L’écriture de Frank Martin est belle et émouvante, très étroitement liée au texte dont le rythme propre est toujours respecté, chambriste dans l’âme, savante mais peu démonstrative, avec une étonnante douceur dans le dramatisme, une sorte de consentement au tragique qui n’appartient qu’à lui.
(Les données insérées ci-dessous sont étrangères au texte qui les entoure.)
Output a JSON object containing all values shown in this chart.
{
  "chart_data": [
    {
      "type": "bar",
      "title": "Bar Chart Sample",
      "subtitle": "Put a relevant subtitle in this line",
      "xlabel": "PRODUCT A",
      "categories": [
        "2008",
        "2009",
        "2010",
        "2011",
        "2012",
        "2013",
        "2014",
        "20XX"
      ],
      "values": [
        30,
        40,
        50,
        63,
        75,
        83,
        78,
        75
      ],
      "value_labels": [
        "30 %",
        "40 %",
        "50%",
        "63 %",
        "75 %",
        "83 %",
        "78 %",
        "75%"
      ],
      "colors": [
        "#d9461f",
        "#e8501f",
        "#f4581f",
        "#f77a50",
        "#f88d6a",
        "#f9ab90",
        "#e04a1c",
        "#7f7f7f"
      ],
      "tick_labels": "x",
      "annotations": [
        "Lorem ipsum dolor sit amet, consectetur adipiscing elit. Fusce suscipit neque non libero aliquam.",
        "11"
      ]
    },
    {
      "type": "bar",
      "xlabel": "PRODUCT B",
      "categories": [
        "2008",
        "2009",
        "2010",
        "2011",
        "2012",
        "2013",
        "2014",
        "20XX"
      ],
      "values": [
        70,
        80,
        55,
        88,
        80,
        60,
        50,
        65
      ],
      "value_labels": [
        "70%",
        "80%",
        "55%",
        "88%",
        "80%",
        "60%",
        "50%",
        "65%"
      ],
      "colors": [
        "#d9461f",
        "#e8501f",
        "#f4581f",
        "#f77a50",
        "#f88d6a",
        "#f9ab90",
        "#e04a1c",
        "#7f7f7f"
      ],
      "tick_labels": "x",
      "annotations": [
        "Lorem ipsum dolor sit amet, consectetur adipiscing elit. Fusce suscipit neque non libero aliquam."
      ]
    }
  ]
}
Découverte très intéressante, donc, d’une partition très rarement jouée. Cela ne suffit hélas pas à faire un bon spectacle. Le Rias Kammerchor connaît pourtant bien la partition puisqu’il l’a enregistrée, sous la direction de Daniel Reuss, pour Harmonia Mundi en 2007. Manque de travail sans doute, ou direction insuffisamment préparée, sa prestation l’autre soir était décevante : défaut de précision dans les attaques, faiblesse de l’articulation, peu de familiarité avec la diction française (en particulier la couleur des voyelles), il aura manqué quelques répétitions et un bon coach de langue à ce chœur de réputation internationale pour parfaire son travail. Le ténor néerlandais Marcel Reijans qui tient le rôle de Tristan, ne paraît guère mieux préparé : l’intonation imprécise, il chante le nez dans la partition en battant la mesure et semble découvrir le texte au moment même où il le dit. La voix ne manque pourtant pas d’une certaine vaillance, qui sied bien au rôle. Johanna Winkel qui chante Iseult, et Sophie Harmsen en Branghien s’en sortent mieux : bonne diction, quelques beaux élans lyriques et un solide engagement sauvent leur prestations. Le personnage assez présent du duc Hoel est tenu de façon inégale par Jonathan de la Paz Zaens, voix prometteuse mais encore trop verte pour le rôle, celui de la mère d’Iseult échoit à Waltraud Heinrich assez peu convaincante. Les interventions peu nombreuses du roi Marc sont bien menées par Johannes Schendel. Les autres rôles sont attribués à des membres du chœur, dont les possibilités ne permettent pas toujours l’emploi qu’on leur a confié.
L’ensemble de musique de chambre de la Monnaie semble mieux préparé que le chœur, et on soulignera avec plaisir les magnifiques solos du premier violon Zygmunt Kowalski ou de l’alto Vincent Hepp qui exaltent quelques moments forts de la partition. La direction assez sèche de Hans-Christoph Rademann s’attache surtout à maintenir en bon ordre l’ensemble de ses troupes, et y parvient d’ailleurs globalement, mais sans réelle vision interprétative.